An impressive new paper is just out from Robert Naviaux, Susan Powell and colleagues at UC San Diego. They use our mouse model of the autism and schizophrenia risk factor, maternal immune activation during pregnancy, to show that a drug that blocks purinergic receptors, suramin, is able to correct a wide variety of abnormalities found in human autism. A key finding is that this treatment works in mature, 6 week-old mice – that is, the treatment does not have to be initiated during early development. “Purinergic” is a term for nucleotides such as ATP, and receptors for ATP are found on the surfaces of cells throughout the body. Moreover, ATP is a transmitter used at many different types of synapses in the brain. Tying this into the theme of this blog are many observations that ATP signaling modulates immune responses and chronic inflammation, as well as anti-viral signaling, microglial activation, gut motility and permeability, and sensitivity to food allergens. Suramin inhibits purinergic signaling and has been used for treating African Sleeping Sickness (Trypanosomiasis) since the early 1900s. Treating the offspring of maternal immune activated mice weekly with suramin normalizes their social behavior, motor coordination, body temperature, mitochondrial respiratory function and other metabolic measures. Most impressively, this treatment also corrects a neuropathology that we found in this model, and which is also common in human autism.

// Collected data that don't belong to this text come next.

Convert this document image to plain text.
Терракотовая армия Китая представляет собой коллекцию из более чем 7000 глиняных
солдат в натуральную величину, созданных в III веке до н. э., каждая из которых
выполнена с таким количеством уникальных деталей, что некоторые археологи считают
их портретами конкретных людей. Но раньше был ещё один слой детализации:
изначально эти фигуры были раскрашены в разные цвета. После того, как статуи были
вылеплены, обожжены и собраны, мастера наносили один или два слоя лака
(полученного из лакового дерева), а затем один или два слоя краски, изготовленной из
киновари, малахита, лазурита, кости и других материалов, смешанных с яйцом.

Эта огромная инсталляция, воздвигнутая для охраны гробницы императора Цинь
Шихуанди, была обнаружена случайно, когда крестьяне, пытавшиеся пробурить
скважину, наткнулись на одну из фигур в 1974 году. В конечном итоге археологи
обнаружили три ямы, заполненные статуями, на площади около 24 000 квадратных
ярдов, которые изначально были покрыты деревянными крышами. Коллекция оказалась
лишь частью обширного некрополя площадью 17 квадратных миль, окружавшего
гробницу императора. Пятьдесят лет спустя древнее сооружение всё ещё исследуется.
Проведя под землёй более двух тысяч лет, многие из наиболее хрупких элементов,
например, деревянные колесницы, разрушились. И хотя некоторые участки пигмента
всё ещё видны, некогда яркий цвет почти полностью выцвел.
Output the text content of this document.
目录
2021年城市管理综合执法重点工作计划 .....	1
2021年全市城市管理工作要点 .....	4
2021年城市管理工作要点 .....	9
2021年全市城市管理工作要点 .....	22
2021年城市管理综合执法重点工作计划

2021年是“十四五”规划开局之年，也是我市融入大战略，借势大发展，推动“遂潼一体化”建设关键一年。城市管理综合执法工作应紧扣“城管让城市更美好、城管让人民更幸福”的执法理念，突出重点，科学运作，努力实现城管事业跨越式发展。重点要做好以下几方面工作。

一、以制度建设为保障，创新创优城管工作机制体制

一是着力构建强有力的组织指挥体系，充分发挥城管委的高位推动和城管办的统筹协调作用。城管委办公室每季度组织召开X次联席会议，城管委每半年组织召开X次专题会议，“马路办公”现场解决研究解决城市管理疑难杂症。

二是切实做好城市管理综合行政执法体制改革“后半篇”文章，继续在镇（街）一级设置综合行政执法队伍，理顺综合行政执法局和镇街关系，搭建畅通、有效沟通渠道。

The authors interpret their findings to suggest that there is too much purinergic signaling in the offspring of immune-activated mothers, which could lead to widespread metabolic disorders of the types seen in autism. What has not yet been shown, however, is whether human autism does, in fact, involve elevated purinergic signaling. One would also like to have seen what this treatment does to the other core autism symptoms found in this model: deficits in communication, and increased repetitive behaviors.
The striking improvements induced by weekly injections of suramin raise the question of whether this treatment could be tested immediately in autism subjects. After all, it has been used in humans for another purpose for decades. However, Naviaux has issued this declaration in response to that question: “Suramin is not suitable for long-term treatment of children with autism because of the potential for toxicity. This was included as an important caveat in the original PLOS One publication. Dr. Naviaux’s clinical trial will be a single-dose drug trial that is designed to test the general principle of antipurinergic therapy (APT) in autism. If successful, the trial may point the way to the development of newer and safer drugs. Neither Dr. Naviaux, the University of California, the Autism Research Institute, nor Autism Speaks endorses the use of suramin as a general treatment for children with autism.”
Not only for drug development, this important study highlights purinergic pathways as a key area for further study in autism pathophysiology.